Switch to CMake instead of using Makefile directly

Motivations:

Our Makefile is not robust. For example, @abc99lr has experienced that if CUB_HOME is not supplied, the binary will link to a different MPI library without any warning. Using a Makefile generator like CMake should avoid this type of issues in the future.
CMake can manage THIRD_PARTY_HOME dependency directly.

Update the code to work with cuDF 0.11+ (libcudf++)
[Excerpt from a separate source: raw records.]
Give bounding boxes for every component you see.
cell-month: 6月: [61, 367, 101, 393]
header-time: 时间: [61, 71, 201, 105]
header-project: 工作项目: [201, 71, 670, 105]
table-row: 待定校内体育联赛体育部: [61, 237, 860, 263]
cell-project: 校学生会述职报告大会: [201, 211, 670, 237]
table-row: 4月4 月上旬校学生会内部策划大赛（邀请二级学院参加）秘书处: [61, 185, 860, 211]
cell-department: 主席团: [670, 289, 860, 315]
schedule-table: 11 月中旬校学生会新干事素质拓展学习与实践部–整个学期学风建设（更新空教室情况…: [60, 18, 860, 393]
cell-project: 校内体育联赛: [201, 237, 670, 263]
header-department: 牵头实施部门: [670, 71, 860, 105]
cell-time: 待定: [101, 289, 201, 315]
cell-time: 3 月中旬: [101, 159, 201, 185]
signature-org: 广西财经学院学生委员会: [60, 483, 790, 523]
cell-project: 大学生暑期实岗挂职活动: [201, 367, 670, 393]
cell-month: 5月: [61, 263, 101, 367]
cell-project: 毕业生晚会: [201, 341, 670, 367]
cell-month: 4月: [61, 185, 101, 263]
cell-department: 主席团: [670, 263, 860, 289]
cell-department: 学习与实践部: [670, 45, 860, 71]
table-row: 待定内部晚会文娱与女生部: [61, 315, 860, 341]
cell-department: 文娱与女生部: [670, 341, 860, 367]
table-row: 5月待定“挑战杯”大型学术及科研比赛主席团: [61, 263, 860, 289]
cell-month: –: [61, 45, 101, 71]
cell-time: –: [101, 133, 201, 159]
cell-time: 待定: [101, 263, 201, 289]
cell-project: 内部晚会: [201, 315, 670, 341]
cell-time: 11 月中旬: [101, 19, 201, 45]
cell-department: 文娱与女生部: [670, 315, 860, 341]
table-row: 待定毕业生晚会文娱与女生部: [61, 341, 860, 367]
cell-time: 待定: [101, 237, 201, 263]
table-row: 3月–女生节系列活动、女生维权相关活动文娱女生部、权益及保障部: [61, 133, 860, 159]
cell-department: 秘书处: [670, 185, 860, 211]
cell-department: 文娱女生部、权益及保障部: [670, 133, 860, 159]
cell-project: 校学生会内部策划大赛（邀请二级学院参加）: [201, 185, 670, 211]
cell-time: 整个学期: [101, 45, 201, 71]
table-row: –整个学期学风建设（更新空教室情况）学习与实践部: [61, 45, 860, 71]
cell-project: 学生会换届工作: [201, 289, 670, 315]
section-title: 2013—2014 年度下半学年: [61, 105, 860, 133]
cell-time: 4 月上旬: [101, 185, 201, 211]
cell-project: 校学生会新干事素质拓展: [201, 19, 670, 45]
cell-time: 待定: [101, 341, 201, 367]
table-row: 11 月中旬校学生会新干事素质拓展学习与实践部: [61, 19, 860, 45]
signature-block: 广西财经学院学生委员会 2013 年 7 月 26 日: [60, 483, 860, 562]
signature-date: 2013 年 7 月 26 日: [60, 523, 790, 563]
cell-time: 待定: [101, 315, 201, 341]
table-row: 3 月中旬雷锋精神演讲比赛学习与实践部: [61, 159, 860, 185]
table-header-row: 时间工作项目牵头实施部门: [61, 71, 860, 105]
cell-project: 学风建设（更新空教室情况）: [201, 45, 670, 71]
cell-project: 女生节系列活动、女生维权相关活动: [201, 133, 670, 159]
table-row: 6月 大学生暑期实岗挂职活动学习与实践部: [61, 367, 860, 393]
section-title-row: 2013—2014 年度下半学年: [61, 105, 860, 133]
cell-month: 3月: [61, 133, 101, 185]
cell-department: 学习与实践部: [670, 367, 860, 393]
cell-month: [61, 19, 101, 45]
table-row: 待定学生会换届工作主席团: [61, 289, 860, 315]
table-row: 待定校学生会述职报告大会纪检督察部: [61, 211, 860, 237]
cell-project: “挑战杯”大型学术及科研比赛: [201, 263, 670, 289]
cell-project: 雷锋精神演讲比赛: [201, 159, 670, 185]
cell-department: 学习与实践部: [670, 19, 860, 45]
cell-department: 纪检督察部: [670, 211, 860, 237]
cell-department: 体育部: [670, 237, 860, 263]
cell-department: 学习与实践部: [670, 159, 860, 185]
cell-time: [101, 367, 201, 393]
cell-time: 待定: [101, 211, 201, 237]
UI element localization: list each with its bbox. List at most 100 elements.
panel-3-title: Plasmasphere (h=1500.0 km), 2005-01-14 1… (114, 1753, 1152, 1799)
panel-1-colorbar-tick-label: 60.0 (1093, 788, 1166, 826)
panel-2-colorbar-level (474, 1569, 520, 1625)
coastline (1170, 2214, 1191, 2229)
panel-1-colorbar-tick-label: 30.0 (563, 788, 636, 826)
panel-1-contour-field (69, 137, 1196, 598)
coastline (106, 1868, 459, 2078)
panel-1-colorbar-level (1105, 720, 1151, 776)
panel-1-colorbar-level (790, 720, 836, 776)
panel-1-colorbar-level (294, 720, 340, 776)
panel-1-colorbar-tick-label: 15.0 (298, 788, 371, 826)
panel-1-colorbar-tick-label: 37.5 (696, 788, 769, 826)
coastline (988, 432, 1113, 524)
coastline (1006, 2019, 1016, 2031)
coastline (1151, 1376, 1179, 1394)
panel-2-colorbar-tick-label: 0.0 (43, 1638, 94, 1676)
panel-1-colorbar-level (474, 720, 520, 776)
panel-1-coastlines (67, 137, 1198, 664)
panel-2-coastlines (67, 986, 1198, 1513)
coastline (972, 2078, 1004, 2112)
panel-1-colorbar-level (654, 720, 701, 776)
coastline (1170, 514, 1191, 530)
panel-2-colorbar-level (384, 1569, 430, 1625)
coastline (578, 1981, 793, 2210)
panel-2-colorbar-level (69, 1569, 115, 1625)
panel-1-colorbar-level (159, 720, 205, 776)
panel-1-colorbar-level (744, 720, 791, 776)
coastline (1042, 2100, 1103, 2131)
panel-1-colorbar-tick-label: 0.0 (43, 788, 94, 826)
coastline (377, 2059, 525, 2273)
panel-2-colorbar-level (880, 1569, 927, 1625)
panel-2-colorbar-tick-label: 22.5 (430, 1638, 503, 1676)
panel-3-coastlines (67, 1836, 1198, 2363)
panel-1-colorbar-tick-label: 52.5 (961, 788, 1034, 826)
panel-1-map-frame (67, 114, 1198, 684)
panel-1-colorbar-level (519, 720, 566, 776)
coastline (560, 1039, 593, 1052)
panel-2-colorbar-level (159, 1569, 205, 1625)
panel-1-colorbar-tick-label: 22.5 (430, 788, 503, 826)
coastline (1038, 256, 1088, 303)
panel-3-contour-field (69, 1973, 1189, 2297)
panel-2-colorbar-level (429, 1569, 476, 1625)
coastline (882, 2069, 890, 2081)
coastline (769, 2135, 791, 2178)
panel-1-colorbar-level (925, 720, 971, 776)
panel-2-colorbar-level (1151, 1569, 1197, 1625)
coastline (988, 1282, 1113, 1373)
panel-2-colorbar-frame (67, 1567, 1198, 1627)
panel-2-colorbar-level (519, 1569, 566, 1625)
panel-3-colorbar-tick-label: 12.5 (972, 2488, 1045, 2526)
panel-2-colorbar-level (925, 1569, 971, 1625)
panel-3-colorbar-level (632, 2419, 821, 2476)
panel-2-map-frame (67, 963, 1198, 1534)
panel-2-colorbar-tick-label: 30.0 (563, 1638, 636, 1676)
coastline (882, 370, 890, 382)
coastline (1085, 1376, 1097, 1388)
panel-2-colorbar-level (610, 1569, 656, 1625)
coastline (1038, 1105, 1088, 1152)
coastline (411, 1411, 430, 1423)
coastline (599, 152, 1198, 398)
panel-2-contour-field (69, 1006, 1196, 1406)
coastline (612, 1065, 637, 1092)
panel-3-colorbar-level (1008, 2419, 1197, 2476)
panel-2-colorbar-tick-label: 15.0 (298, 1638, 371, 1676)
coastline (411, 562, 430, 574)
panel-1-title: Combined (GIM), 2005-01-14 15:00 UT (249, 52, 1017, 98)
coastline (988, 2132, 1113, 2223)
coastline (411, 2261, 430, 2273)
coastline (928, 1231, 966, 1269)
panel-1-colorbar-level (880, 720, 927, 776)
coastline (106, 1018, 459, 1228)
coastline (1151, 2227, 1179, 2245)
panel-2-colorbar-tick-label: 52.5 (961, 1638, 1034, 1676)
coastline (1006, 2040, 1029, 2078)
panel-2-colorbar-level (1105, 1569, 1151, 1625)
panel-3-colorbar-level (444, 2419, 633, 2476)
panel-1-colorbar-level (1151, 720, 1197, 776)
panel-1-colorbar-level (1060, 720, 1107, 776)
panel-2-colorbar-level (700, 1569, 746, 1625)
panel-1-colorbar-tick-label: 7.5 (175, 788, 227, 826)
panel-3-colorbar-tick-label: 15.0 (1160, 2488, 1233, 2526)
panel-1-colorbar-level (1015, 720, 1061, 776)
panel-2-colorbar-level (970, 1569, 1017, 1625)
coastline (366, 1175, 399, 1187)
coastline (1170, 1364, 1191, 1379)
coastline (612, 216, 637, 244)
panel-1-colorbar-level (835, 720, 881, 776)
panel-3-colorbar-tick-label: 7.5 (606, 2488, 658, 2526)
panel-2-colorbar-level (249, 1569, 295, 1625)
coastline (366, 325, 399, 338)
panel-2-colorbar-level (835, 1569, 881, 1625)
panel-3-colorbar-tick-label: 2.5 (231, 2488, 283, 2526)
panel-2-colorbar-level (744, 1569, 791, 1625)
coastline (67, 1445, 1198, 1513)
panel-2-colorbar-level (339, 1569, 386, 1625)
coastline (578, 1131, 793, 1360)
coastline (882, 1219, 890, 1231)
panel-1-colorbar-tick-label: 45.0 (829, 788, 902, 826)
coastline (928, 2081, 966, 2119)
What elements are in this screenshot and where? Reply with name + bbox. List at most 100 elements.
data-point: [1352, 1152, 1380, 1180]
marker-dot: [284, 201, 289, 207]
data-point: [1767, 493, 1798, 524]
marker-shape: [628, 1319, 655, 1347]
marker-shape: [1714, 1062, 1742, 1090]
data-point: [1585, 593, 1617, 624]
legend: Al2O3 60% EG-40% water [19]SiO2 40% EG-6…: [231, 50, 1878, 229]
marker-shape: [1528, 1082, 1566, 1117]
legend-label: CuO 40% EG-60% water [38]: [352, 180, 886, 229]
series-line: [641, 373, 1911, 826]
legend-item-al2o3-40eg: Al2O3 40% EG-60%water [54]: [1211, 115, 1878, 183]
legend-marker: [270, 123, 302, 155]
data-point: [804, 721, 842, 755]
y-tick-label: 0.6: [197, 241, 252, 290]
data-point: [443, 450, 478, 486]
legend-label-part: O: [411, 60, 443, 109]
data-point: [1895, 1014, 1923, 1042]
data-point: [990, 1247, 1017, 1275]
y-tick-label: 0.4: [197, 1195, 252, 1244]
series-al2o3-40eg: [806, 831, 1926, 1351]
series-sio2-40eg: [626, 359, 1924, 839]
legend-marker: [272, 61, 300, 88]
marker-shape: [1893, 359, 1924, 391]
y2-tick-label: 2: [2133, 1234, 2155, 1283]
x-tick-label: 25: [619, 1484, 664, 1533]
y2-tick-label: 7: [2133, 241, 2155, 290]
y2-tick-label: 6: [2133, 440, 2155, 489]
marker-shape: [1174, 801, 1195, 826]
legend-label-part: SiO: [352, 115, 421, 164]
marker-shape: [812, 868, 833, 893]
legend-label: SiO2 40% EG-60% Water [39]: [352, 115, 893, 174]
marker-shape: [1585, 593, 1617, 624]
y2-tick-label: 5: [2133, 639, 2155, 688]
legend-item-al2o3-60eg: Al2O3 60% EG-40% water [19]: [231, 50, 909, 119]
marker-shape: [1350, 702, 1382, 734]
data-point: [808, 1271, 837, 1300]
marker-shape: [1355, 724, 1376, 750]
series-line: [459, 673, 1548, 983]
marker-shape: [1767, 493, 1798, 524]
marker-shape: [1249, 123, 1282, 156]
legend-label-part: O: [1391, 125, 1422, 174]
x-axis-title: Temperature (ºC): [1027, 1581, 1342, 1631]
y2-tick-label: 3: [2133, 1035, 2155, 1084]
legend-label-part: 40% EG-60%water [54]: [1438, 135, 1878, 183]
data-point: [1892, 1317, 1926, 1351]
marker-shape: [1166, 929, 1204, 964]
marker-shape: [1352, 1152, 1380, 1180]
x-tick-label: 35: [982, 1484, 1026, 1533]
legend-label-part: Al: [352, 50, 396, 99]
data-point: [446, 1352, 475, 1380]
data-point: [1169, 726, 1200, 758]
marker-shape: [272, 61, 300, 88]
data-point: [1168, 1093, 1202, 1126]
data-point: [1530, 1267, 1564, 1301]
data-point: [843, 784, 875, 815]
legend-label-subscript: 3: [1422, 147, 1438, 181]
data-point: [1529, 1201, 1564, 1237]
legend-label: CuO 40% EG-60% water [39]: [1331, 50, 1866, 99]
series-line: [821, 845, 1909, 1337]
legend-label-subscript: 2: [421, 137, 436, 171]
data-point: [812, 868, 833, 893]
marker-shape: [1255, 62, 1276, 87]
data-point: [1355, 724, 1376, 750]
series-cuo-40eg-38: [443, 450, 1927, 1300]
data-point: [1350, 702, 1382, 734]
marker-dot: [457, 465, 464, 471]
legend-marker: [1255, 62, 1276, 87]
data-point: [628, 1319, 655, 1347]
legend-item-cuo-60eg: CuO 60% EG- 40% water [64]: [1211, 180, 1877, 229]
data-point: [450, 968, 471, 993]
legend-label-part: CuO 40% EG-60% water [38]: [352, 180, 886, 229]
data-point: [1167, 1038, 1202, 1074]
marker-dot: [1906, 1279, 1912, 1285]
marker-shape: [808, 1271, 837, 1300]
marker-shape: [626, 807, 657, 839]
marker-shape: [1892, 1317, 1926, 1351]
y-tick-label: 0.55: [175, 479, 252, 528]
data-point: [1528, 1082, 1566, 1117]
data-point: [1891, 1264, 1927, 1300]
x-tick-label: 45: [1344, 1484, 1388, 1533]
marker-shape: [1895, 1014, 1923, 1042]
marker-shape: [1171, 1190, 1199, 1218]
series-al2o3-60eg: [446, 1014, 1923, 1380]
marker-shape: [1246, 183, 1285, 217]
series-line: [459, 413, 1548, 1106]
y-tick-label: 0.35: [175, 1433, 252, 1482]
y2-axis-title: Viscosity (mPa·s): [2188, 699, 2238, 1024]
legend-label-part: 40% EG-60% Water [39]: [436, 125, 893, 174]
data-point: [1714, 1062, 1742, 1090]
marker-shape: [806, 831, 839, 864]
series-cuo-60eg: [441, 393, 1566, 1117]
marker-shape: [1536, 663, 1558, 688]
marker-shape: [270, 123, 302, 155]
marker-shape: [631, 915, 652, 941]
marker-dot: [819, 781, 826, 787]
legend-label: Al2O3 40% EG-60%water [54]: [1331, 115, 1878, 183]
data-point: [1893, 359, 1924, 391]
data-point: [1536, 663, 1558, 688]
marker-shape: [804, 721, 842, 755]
To query the size of cuDF dtype, this project uses gdf_dtype_size, which is removed in cuDF upstream recently. For now, you could use my custom branch, which brings gdf_dtype_size back. We should check if there is a similar function in a more recent cuDF version.
cuDF 0.11 introduces a new API for joins and we should migrate to that: https://github.com/rapidsai/cudf/blob/e3632d6fd60de2ae2f2e0640957dfdf4ef985bb3/cpp/include/cudf/legacy/join.hpp#L67
hash_partition is also changed, see the updated API here: https://github.com/rapidsai/cudf/blob/e3632d6fd60de2ae2f2e0640957dfdf4ef985bb3/cpp/include/cudf/hashing.hpp#L41

Coordinate buffer communicator and default UCX communicator

Currently UCXCommunicator uses different communication tag design than UCXBufferCommunicator. We should make them in line with each other.
Currently when there's no comm buffer available in the buffer queue, UCXBufferCommunicator will fail. A better design would give a warning and fall back to UCXCommunicator.